Find funds for narrowbanding or face possible consequences, panelist says
LAS VEGAS — Fire chiefs and other public-safety leaders must upgrade their radio systems to meet the Federal Communications Commission’s narrowbanding mandate by Jan. 1, 2013, or face fines, warned Rick Smith, president of RS Consultants, during a session about incident command communications at the International Wireless Communications Expo. Many leaders have lobbied for a deadline extension because of economic woes, but the FCC has stated that it will not extend the deadline. So agencies must find the money to upgrade or fully replace their systems —including repeaters, mobiles and portables, and base stations — to be narrowband-compliant.
“There’s no choice in this manner,” Smith said.
Smith said there are Federal Emergency Management Administration grants that can provide agencies with the funding needed to upgrade their systems.
“If they have a grant writer, they really need to go out and research this,” he said.
But even if departments can’t find grants, they do have to find a way to pay for narrowbanding. “If there are no grants available, it will have to come out of their general budget,” Smith said. “They are going to have to look at things and put other purchases on hold.
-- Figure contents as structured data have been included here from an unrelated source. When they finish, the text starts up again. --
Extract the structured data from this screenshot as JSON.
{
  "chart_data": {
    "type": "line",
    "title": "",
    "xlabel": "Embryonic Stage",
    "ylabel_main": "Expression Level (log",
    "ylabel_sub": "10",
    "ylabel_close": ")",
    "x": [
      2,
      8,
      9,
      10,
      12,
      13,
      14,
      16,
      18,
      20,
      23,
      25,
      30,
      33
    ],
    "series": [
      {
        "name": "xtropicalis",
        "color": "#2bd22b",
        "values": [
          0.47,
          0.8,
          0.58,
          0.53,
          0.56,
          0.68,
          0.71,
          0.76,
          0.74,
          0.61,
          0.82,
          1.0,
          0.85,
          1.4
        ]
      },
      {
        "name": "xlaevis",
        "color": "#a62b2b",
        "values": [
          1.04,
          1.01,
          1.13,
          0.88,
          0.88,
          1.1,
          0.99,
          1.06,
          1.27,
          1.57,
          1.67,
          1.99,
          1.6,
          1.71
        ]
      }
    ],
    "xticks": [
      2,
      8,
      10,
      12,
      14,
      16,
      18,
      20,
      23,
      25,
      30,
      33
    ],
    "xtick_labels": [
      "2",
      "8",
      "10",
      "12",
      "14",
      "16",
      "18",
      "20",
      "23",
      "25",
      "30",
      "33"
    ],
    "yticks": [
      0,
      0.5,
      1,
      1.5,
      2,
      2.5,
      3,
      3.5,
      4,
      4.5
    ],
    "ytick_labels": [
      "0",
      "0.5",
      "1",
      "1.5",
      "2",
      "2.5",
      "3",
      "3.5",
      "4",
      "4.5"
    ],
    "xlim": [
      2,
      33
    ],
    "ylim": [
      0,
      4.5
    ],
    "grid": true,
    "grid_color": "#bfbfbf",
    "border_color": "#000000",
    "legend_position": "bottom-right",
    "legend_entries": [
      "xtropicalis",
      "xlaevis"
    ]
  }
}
Meaning the fire engines are going to have to last a little longer so they can pay for this mandated communications upgrade.”
Smith said leadership should use a consultant to analyze their current radio system and determine the agencies with which they closely work in order to ensure interoperability. In addition, if smaller departments partner with large agencies they may be able to piggyback on discounted deals from vendors based on purchasing volume.
Finally, Smith said public safety agencies should make communication equipment upgrades a priority.
“Don’t skimp on communications,” he warned. “We spend so much money on equipment — making sure we do our dailies on engines, checking tires, fuel, oil, windshields — but maintenance on radio systems is crucial. If you don’t keep up with maintenance, your radio systems may not work or be as reliable as needed during an incident.”